Alih-alih menyuguhkan substansi hukum, publik justru disuguhkan perang ego birokrasi yang melelahkan.
Dampak terburuknya jelas bukan soal siapa yang menang atau kalah di meja hijau.
Polarisasi akut di internal ASN kini telah memecah loyalitas birokrasi, menyandera fungsi pelayanan publik, dan merugikan hak-hak masyarakat Cilegon.
Di sinilah momentum emas bagi Gubernur Banten Andra Soni untuk hadir membawa solusi nyata.
Dibandingkan sekadar pasif menunggu putusan pengadilan yang inkrah, sengketa akut ini justru memberikan karpet merah bagi Andra Soni untuk tampil ke permukaan sebagai juru damai.
Menanti vonis hakim dalam konflik internal seperti ini justru berisiko memperlebar jurang permusuhan, bukan menyembuhkan keretakan tata kelola pemerintahan daerah.
Sebagai perwakilan pemerintah pusat di daerah, sudah saatnya Gubernur Andra Soni mengambil peran sentral sebagai kepala pembina kepegawaian.
Otoritas moral dan politik yang melekat pada dirinya harus dioptimalkan untuk melakukan intervensi pembinaan yang humanis demi menyelamatkan marwah institusi publik.
Keberanian Andra Soni untuk turun tangan langsung meredam drama politik ini akan menjadi panggung pembuktian kepemimpinan (leadership) yang luar biasa.
Jika sengketa ini tuntas di tangannya, citra politik Andra Soni sebagai kepala daerah akan melesat sebagai problem solver ulung yang visioner di tingkat nasional.
Namun, dalam misi menyelesaikan konflik sensitif ini, Andra Soni harus didampingi oleh instansi berwenang agar keputusannya tidak menabrak aturan hukum.
Langkah penyelamatan darurat ini wajib dieksekusi secara elegan melalui koordinasi ketat dan asistensi langsung dari Kementerian Dalam Negeri (Kemendagri) serta Badan Kepegawaian Negara (BKN).
Pendampingan dari instansi pusat ini sangat krusial guna memberikan legitimasi regulasi yang kuat, sekaligus memastikan opsi rekonsiliasi atau rotasi jabatan yang ditawarkan tetap berjalan lurus di atas koridor hukum kepegawaian yang sah.

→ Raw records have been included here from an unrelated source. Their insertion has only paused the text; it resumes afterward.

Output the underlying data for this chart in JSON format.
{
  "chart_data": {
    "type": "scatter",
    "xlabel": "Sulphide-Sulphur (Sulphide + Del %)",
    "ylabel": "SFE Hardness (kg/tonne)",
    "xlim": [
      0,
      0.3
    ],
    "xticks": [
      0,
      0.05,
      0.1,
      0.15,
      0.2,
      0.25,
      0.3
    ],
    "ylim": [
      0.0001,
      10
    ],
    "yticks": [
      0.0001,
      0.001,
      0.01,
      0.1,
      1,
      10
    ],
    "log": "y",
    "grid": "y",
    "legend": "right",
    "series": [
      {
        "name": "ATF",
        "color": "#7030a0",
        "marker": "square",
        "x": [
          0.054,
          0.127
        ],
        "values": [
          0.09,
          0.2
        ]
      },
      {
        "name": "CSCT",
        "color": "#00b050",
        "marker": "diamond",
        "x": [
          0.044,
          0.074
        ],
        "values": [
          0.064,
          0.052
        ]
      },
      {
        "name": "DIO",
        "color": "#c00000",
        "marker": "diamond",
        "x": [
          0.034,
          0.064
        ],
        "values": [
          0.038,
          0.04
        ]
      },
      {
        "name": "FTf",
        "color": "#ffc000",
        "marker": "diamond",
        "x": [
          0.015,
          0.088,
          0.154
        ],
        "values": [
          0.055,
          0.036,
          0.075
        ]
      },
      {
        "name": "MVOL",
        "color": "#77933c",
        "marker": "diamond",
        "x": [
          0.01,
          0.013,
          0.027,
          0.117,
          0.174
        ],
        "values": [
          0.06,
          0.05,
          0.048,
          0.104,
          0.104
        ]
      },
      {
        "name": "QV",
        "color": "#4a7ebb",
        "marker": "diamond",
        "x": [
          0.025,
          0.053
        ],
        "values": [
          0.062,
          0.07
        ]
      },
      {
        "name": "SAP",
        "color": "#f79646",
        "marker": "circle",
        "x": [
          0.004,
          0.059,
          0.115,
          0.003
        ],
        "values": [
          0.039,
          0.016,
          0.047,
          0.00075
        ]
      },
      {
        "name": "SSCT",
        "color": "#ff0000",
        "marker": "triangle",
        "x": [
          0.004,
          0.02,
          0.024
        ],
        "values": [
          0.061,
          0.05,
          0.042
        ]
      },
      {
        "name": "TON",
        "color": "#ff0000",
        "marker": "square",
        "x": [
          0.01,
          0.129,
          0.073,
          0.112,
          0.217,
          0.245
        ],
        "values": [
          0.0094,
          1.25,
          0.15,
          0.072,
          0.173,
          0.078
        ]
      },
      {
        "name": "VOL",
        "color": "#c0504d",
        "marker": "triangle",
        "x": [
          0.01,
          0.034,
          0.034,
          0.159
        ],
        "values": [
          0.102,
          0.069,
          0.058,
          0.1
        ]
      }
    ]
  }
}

Dengan payung hukum solid dan pendampingan formal tersebut, langkah diskresi Gubernur Andra Soni dijamin bersih dari celah cacat prosedur.
Sikap tegas, cepat, dan solutif dari Gubernur Banten Andra Soni adalah instrumen terbaik untuk menggeser energi yang terbuang di ruang sidang kembali ke koridor pembangunan.
Keberhasilan meredam kisruh ini akan mengirimkan pesan kuat ke panggung nasional bahwa beliau adalah pemimpin yang mampu mengutamakan kepentingan rakyat di atas intrik politik tanpa mengabaikan supremasi hukum.
Menyelamatkan Cilegon adalah investasi reputasi besar bagi masa depan karir politik Andra Soni di masyarakat luas.